Determine which sequence(s):

(a) cannot be the degree sequence of a graph:
Answer: $B$ cannot be the degree sequence of any graph, because the first three vertices are connected to every other vertex in the graph – in particular, vertex 6. This means that vertex 6 should have degree at least $3$, which it doesn’t.

(b) must be the degree sequence of an eulerian graph:
Answer: $D$ must be the degree sequence of a Eulerian graph because every vertex has even degree.

(c) must be the degree sequence of a hamiltonian graph:
Answer: Degree sequences $C$ and $E$ must be that of a Hamiltonian graph because this graph has six vertices and every vertex has degree at least $\frac{6}{2}$. By Dirac’s theorem, it must have a Hamiltonian circuit.

(d) could be the degree sequence of a tree:
Answer: $A$ could be the degree sequence of a tree because the sum of the degrees is equal to $10$, so the number of edges is $5$, which is equal to the number of vertices minus $1$.

(e) could be the degree sequence of a graph, but cannot be a planar graph:
Answer: None of the graphs satisfy this condition.

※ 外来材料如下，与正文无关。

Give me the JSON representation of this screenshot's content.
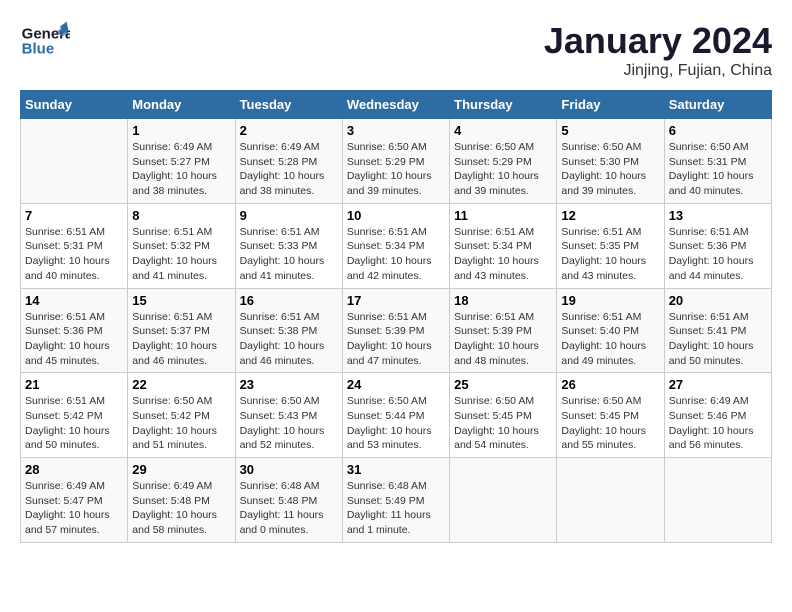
{
  "header": {
    "logo_general": "General",
    "logo_blue": "Blue",
    "month_title": "January 2024",
    "location": "Jinjing, Fujian, China"
  },
  "days_of_week": [
    "Sunday",
    "Monday",
    "Tuesday",
    "Wednesday",
    "Thursday",
    "Friday",
    "Saturday"
  ],
  "weeks": [
    [
      {
        "day": "",
        "info": ""
      },
      {
        "day": "1",
        "info": "Sunrise: 6:49 AM\nSunset: 5:27 PM\nDaylight: 10 hours\nand 38 minutes."
      },
      {
        "day": "2",
        "info": "Sunrise: 6:49 AM\nSunset: 5:28 PM\nDaylight: 10 hours\nand 38 minutes."
      },
      {
        "day": "3",
        "info": "Sunrise: 6:50 AM\nSunset: 5:29 PM\nDaylight: 10 hours\nand 39 minutes."
      },
      {
        "day": "4",
        "info": "Sunrise: 6:50 AM\nSunset: 5:29 PM\nDaylight: 10 hours\nand 39 minutes."
      },
      {
        "day": "5",
        "info": "Sunrise: 6:50 AM\nSunset: 5:30 PM\nDaylight: 10 hours\nand 39 minutes."
      },
      {
        "day": "6",
        "info": "Sunrise: 6:50 AM\nSunset: 5:31 PM\nDaylight: 10 hours\nand 40 minutes."
      }
    ],
    [
      {
        "day": "7",
        "info": "Sunrise: 6:51 AM\nSunset: 5:31 PM\nDaylight: 10 hours\nand 40 minutes."
      },
      {
        "day": "8",
        "info": "Sunrise: 6:51 AM\nSunset: 5:32 PM\nDaylight: 10 hours\nand 41 minutes."
      },
      {
        "day": "9",
        "info": "Sunrise: 6:51 AM\nSunset: 5:33 PM\nDaylight: 10 hours\nand 41 minutes."
      },
      {
        "day": "10",
        "info": "Sunrise: 6:51 AM\nSunset: 5:34 PM\nDaylight: 10 hours\nand 42 minutes."
      },
      {
        "day": "11",
        "info": "Sunrise: 6:51 AM\nSunset: 5:34 PM\nDaylight: 10 hours\nand 43 minutes."
      },
      {
        "day": "12",
        "info": "Sunrise: 6:51 AM\nSunset: 5:35 PM\nDaylight: 10 hours\nand 43 minutes."
      },
      {
        "day": "13",
        "info": "Sunrise: 6:51 AM\nSunset: 5:36 PM\nDaylight: 10 hours\nand 44 minutes."
      }
    ],
    [
      {
        "day": "14",
        "info": "Sunrise: 6:51 AM\nSunset: 5:36 PM\nDaylight: 10 hours\nand 45 minutes."
      },
      {
        "day": "15",
        "info": "Sunrise: 6:51 AM\nSunset: 5:37 PM\nDaylight: 10 hours\nand 46 minutes."
      },
      {
        "day": "16",
        "info": "Sunrise: 6:51 AM\nSunset: 5:38 PM\nDaylight: 10 hours\nand 46 minutes."
      },
      {
        "day": "17",
        "info": "Sunrise: 6:51 AM\nSunset: 5:39 PM\nDaylight: 10 hours\nand 47 minutes."
      },
      {
        "day": "18",
        "info": "Sunrise: 6:51 AM\nSunset: 5:39 PM\nDaylight: 10 hours\nand 48 minutes."
      },
      {
        "day": "19",
        "info": "Sunrise: 6:51 AM\nSunset: 5:40 PM\nDaylight: 10 hours\nand 49 minutes."
      },
      {
        "day": "20",
        "info": "Sunrise: 6:51 AM\nSunset: 5:41 PM\nDaylight: 10 hours\nand 50 minutes."
      }
    ],
    [
      {
        "day": "21",
        "info": "Sunrise: 6:51 AM\nSunset: 5:42 PM\nDaylight: 10 hours\nand 50 minutes."
      },
      {
        "day": "22",
        "info": "Sunrise: 6:50 AM\nSunset: 5:42 PM\nDaylight: 10 hours\nand 51 minutes."
      },
      {
        "day": "23",
        "info": "Sunrise: 6:50 AM\nSunset: 5:43 PM\nDaylight: 10 hours\nand 52 minutes."
      },
      {
        "day": "24",
        "info": "Sunrise: 6:50 AM\nSunset: 5:44 PM\nDaylight: 10 hours\nand 53 minutes."
      },
      {
        "day": "25",
        "info": "Sunrise: 6:50 AM\nSunset: 5:45 PM\nDaylight: 10 hours\nand 54 minutes."
      },
      {
        "day": "26",
        "info": "Sunrise: 6:50 AM\nSunset: 5:45 PM\nDaylight: 10 hours\nand 55 minutes."
      },
      {
        "day": "27",
        "info": "Sunrise: 6:49 AM\nSunset: 5:46 PM\nDaylight: 10 hours\nand 56 minutes."
      }
    ],
    [
      {
        "day": "28",
        "info": "Sunrise: 6:49 AM\nSunset: 5:47 PM\nDaylight: 10 hours\nand 57 minutes."
      },
      {
        "day": "29",
        "info": "Sunrise: 6:49 AM\nSunset: 5:48 PM\nDaylight: 10 hours\nand 58 minutes."
      },
      {
        "day": "30",
        "info": "Sunrise: 6:48 AM\nSunset: 5:48 PM\nDaylight: 11 hours\nand 0 minutes."
      },
      {
        "day": "31",
        "info": "Sunrise: 6:48 AM\nSunset: 5:49 PM\nDaylight: 11 hours\nand 1 minute."
      },
      {
        "day": "",
        "info": ""
      },
      {
        "day": "",
        "info": ""
      },
      {
        "day": "",
        "info": ""
      }
    ]
  ]
}
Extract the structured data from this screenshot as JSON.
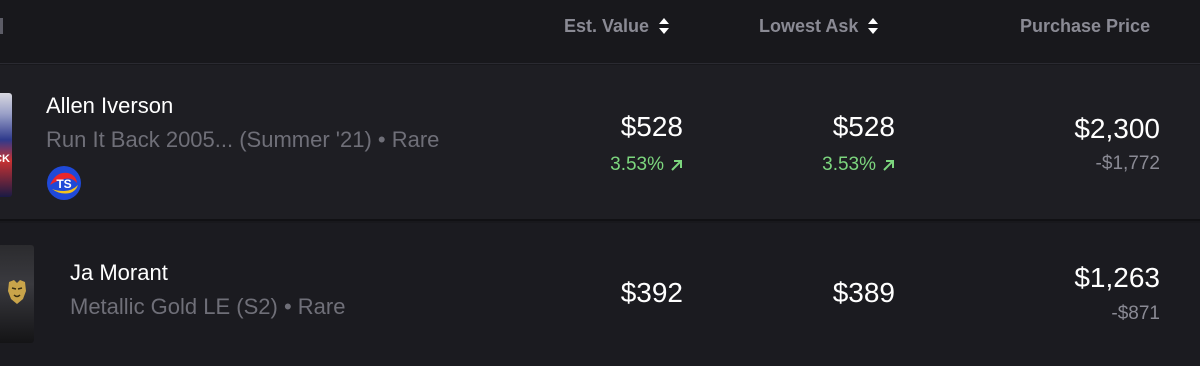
{
  "columns": {
    "est_value": "Est. Value",
    "lowest_ask": "Lowest Ask",
    "purchase_price": "Purchase Price"
  },
  "rows": [
    {
      "player": "Allen Iverson",
      "set": "Run It Back 2005... (Summer '21) • Rare",
      "thumb_text": "ACK",
      "badge_text": "TS",
      "est_value": "$528",
      "est_change": "3.53%",
      "lowest_ask": "$528",
      "ask_change": "3.53%",
      "purchase_price": "$2,300",
      "purchase_diff": "-$1,772"
    },
    {
      "player": "Ja Morant",
      "set": "Metallic Gold LE (S2) • Rare",
      "est_value": "$392",
      "lowest_ask": "$389",
      "purchase_price": "$1,263",
      "purchase_diff": "-$871"
    }
  ],
  "colors": {
    "background": "#18181c",
    "row_background": "#1e1e23",
    "positive": "#7cd67e",
    "muted": "#8a8a94"
  }
}
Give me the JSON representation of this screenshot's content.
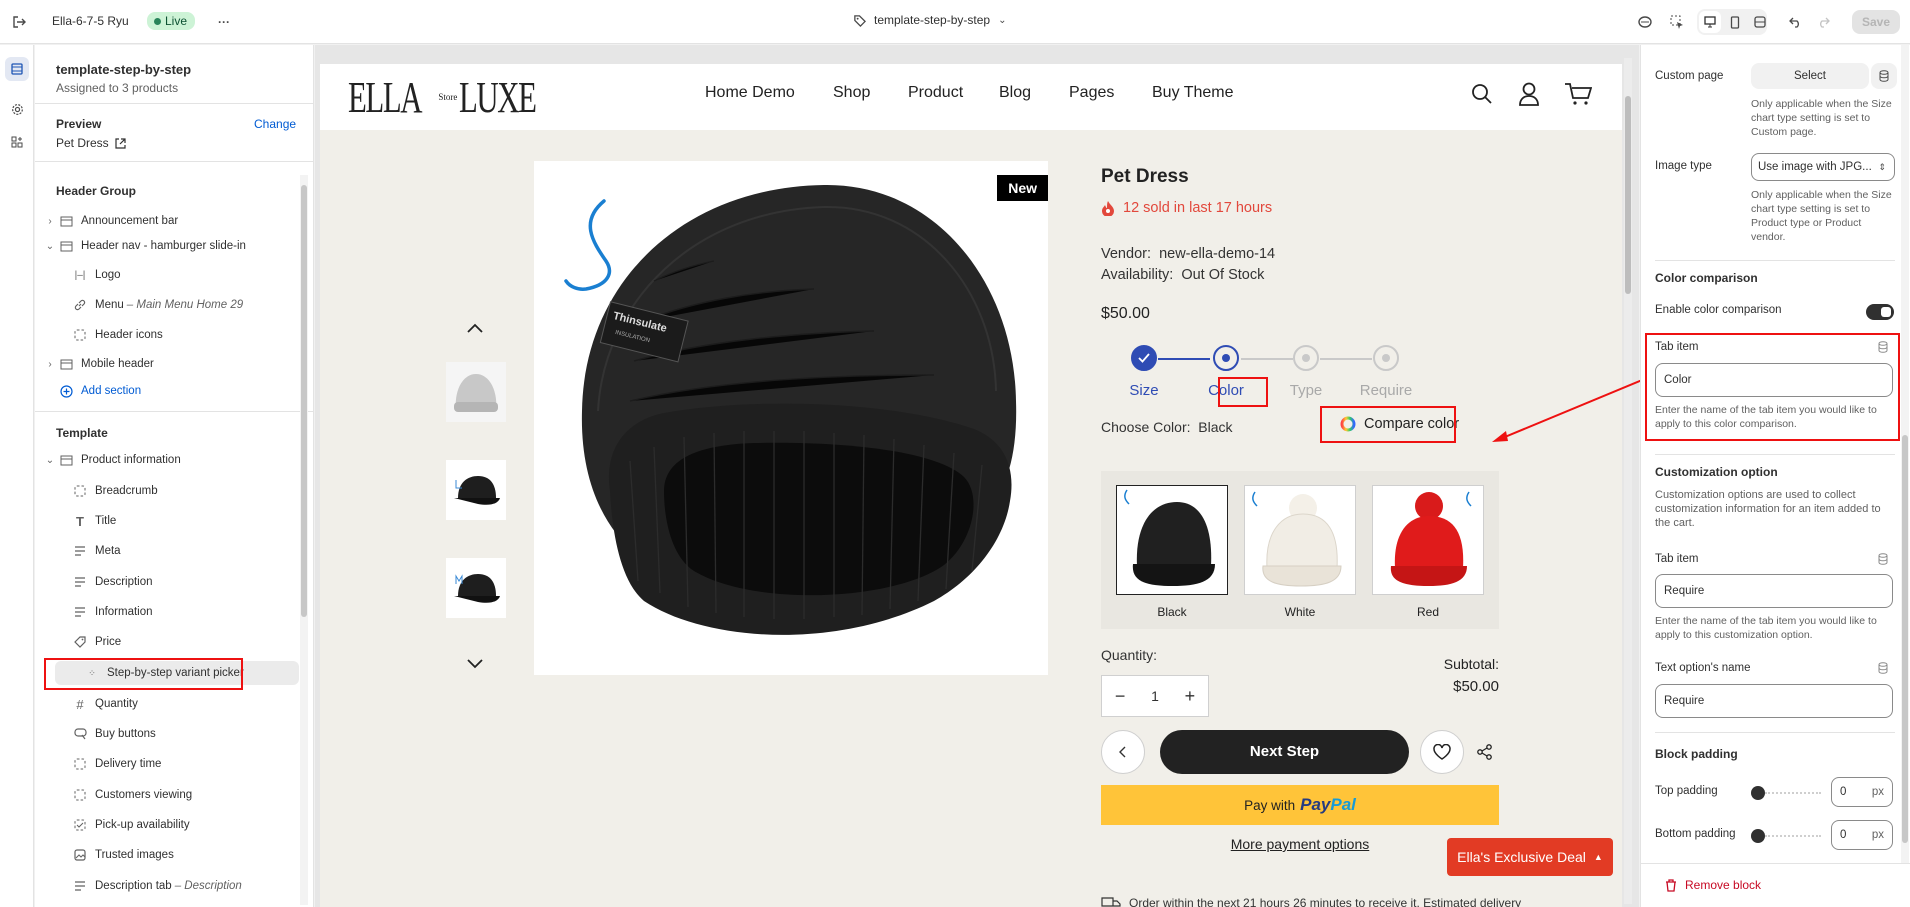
{
  "topbar": {
    "store_name": "Ella-6-7-5 Ryu",
    "live_label": "Live",
    "template_name": "template-step-by-step",
    "save_label": "Save"
  },
  "left": {
    "template_title": "template-step-by-step",
    "assigned": "Assigned to 3 products",
    "preview_label": "Preview",
    "change_label": "Change",
    "preview_product": "Pet Dress",
    "header_group_label": "Header Group",
    "header_items": [
      {
        "label": "Announcement bar",
        "icon": "section-icon"
      },
      {
        "label": "Header nav - hamburger slide-in",
        "icon": "section-icon"
      },
      {
        "label": "Logo",
        "icon": "logo-block-icon"
      },
      {
        "label": "Menu",
        "note": "– Main Menu Home 29",
        "icon": "link-icon"
      },
      {
        "label": "Header icons",
        "icon": "block-icon"
      },
      {
        "label": "Mobile header",
        "icon": "section-icon"
      }
    ],
    "add_section": "Add section",
    "template_label": "Template",
    "template_items": [
      {
        "label": "Product information",
        "icon": "section-icon"
      },
      {
        "label": "Breadcrumb",
        "icon": "block-icon"
      },
      {
        "label": "Title",
        "icon": "text-icon"
      },
      {
        "label": "Meta",
        "icon": "text-lines-icon"
      },
      {
        "label": "Description",
        "icon": "text-lines-icon"
      },
      {
        "label": "Information",
        "icon": "text-lines-icon"
      },
      {
        "label": "Price",
        "icon": "price-tag-icon"
      },
      {
        "label": "Step-by-step variant picker",
        "icon": "variant-icon"
      },
      {
        "label": "Quantity",
        "icon": "hash-icon"
      },
      {
        "label": "Buy buttons",
        "icon": "cart-button-icon"
      },
      {
        "label": "Delivery time",
        "icon": "block-icon"
      },
      {
        "label": "Customers viewing",
        "icon": "block-icon"
      },
      {
        "label": "Pick-up availability",
        "icon": "pickup-icon"
      },
      {
        "label": "Trusted images",
        "icon": "image-icon"
      },
      {
        "label": "Description tab",
        "note": "– Description",
        "icon": "text-lines-icon"
      }
    ]
  },
  "store": {
    "logo_left": "ELLA",
    "logo_mid": "Store",
    "logo_right": "LUXE",
    "nav": [
      "Home Demo",
      "Shop",
      "Product",
      "Blog",
      "Pages",
      "Buy Theme"
    ],
    "badge": "New",
    "product_title": "Pet Dress",
    "sold": "12 sold in last 17 hours",
    "vendor_label": "Vendor:",
    "vendor": "new-ella-demo-14",
    "availability_label": "Availability:",
    "availability": "Out Of Stock",
    "price": "$50.00",
    "steps": [
      "Size",
      "Color",
      "Type",
      "Require"
    ],
    "choose_label": "Choose Color:",
    "choose_value": "Black",
    "compare_label": "Compare color",
    "swatches": [
      "Black",
      "White",
      "Red"
    ],
    "quantity_label": "Quantity:",
    "quantity": "1",
    "subtotal_label": "Subtotal:",
    "subtotal": "$50.00",
    "next_step": "Next Step",
    "paypal_prefix": "Pay with",
    "paypal_a": "Pay",
    "paypal_b": "Pal",
    "more_payment": "More payment options",
    "deal": "Ella's Exclusive Deal",
    "delivery_text": "Order within the next 21 hours 26 minutes to receive it. Estimated delivery"
  },
  "right": {
    "custom_page_label": "Custom page",
    "select_label": "Select",
    "custom_page_help": "Only applicable when the Size chart type setting is set to Custom page.",
    "image_type_label": "Image type",
    "image_type_value": "Use image with JPG...",
    "image_type_help": "Only applicable when the Size chart type setting is set to Product type or Product vendor.",
    "color_comparison_head": "Color comparison",
    "enable_color_label": "Enable color comparison",
    "enable_color_on": true,
    "tab_item_label": "Tab item",
    "tab_item_value": "Color",
    "tab_item_help": "Enter the name of the tab item you would like to apply to this color comparison.",
    "customization_head": "Customization option",
    "customization_help": "Customization options are used to collect customization information for an item added to the cart.",
    "tab_item2_label": "Tab item",
    "tab_item2_value": "Require",
    "tab_item2_help": "Enter the name of the tab item you would like to apply to this customization option.",
    "text_option_label": "Text option's name",
    "text_option_value": "Require",
    "block_padding_head": "Block padding",
    "top_padding_label": "Top padding",
    "top_padding_value": "0",
    "bottom_padding_label": "Bottom padding",
    "bottom_padding_value": "0",
    "px_unit": "px",
    "remove_block": "Remove block"
  },
  "colors": {
    "accent": "#2f4cb4",
    "highlight": "#ee1111",
    "sold_red": "#e2483c",
    "paypal_yellow": "#ffc439",
    "deal_red": "#e23b24"
  }
}
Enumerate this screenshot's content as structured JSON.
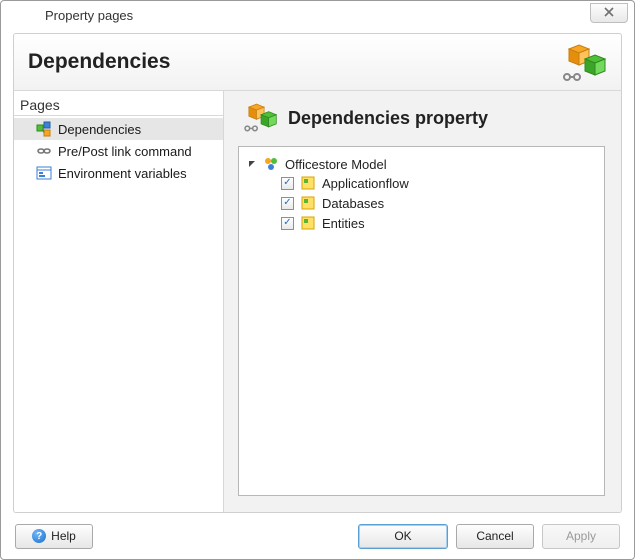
{
  "window": {
    "title": "Property pages"
  },
  "header": {
    "title": "Dependencies"
  },
  "sidebar": {
    "title": "Pages",
    "items": [
      {
        "label": "Dependencies",
        "icon": "dependencies-icon",
        "selected": true
      },
      {
        "label": "Pre/Post link command",
        "icon": "link-icon",
        "selected": false
      },
      {
        "label": "Environment variables",
        "icon": "env-icon",
        "selected": false
      }
    ]
  },
  "content": {
    "title": "Dependencies property",
    "tree": {
      "root": {
        "label": "Officestore Model",
        "expanded": true
      },
      "children": [
        {
          "label": "Applicationflow",
          "checked": true
        },
        {
          "label": "Databases",
          "checked": true
        },
        {
          "label": "Entities",
          "checked": true
        }
      ]
    }
  },
  "footer": {
    "help": "Help",
    "ok": "OK",
    "cancel": "Cancel",
    "apply": "Apply"
  }
}
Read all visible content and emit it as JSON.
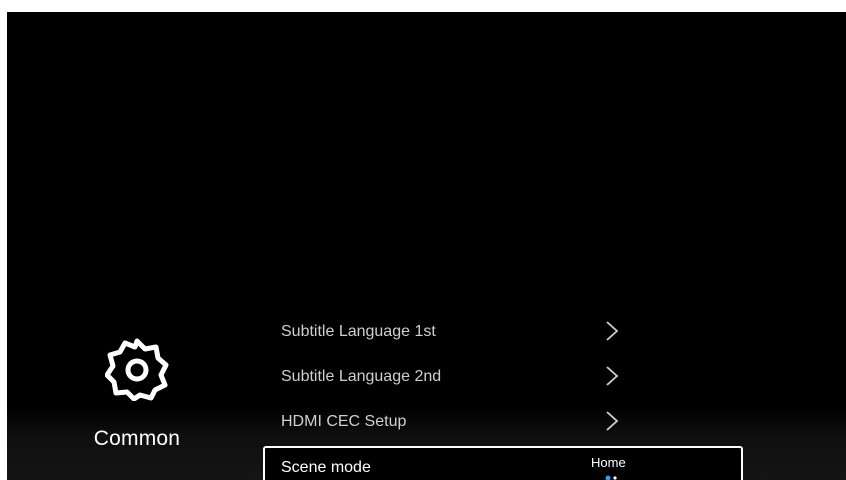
{
  "category": {
    "label": "Common",
    "icon": "gear-icon"
  },
  "menu": {
    "items": [
      {
        "label": "Subtitle Language 1st",
        "icon": "chevron-right-icon"
      },
      {
        "label": "Subtitle Language 2nd",
        "icon": "chevron-right-icon"
      },
      {
        "label": "HDMI CEC Setup",
        "icon": "chevron-right-icon"
      },
      {
        "label": "Scene mode",
        "value": "Home",
        "icon": "option-dots-icon"
      }
    ]
  },
  "colors": {
    "background": "#000000",
    "text": "#ffffff",
    "muted_text": "#cfcfcf",
    "accent": "#2a9df4"
  }
}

### 7. Generating functions

Find the coefficient of $x^n$ in each of the generating functions below.

(a) $\frac{1}{1+4x}$

Generating function:

$\frac{1}{1-(-4x)} = 1 - 4x + 16x^2 - 64x^3 + ... = \sum_{n=0}^{\infty} (-4x)^n$

The coefficient of $x^n$ is

$(-4)^n$

(b) $\frac{1-x^{14}}{1-x}$

Generating function:

$\sum_{n=0}^{13} x^n = 1 + x + x^2 + ... + x^{13}$

Therefore, the sequence corresponding to this generating function is

$a_n = \begin{cases} 1, & 0 \le n \le 13\\ 0, & n \ge 14 \end{cases}$

(c) $(1+x^3) \cdot (x^3 + x^4 + x^5 + …) \cdot (1 + x^5 + x^{10} + …)$

The general expression of the coefficient ($a_n$) corresponding to $x^n$ is

$a_n = \begin{cases} 0, & 0 \le n \le 2\\ \lfloor \frac{n - 3}{5} \rfloor + \lfloor \frac{n - 6}{5} \rfloor + 2, & n \ge 3 \end{cases}$

### 8. Recurrence Relation

Solve the following linear, homogeneous, degree-2 recurrence relation:

$b_n = 3b_{n-1} + 3b_{n-2}$

where $b_1 = 4$ and $b_2 = 15$.

$b_n = \left(\frac{1}{2} - \frac{5}{2\sqrt{21}}\right) \cdot \left(\frac{3-\sqrt{21}}{2}\right)^n + \left(\frac{1}{2} + \frac{5}{2\sqrt{21}}\right) \cdot \left(\frac{3+\sqrt{21}}{2}\right)^n$
where $n \ge 0$ and $n \in \Z$.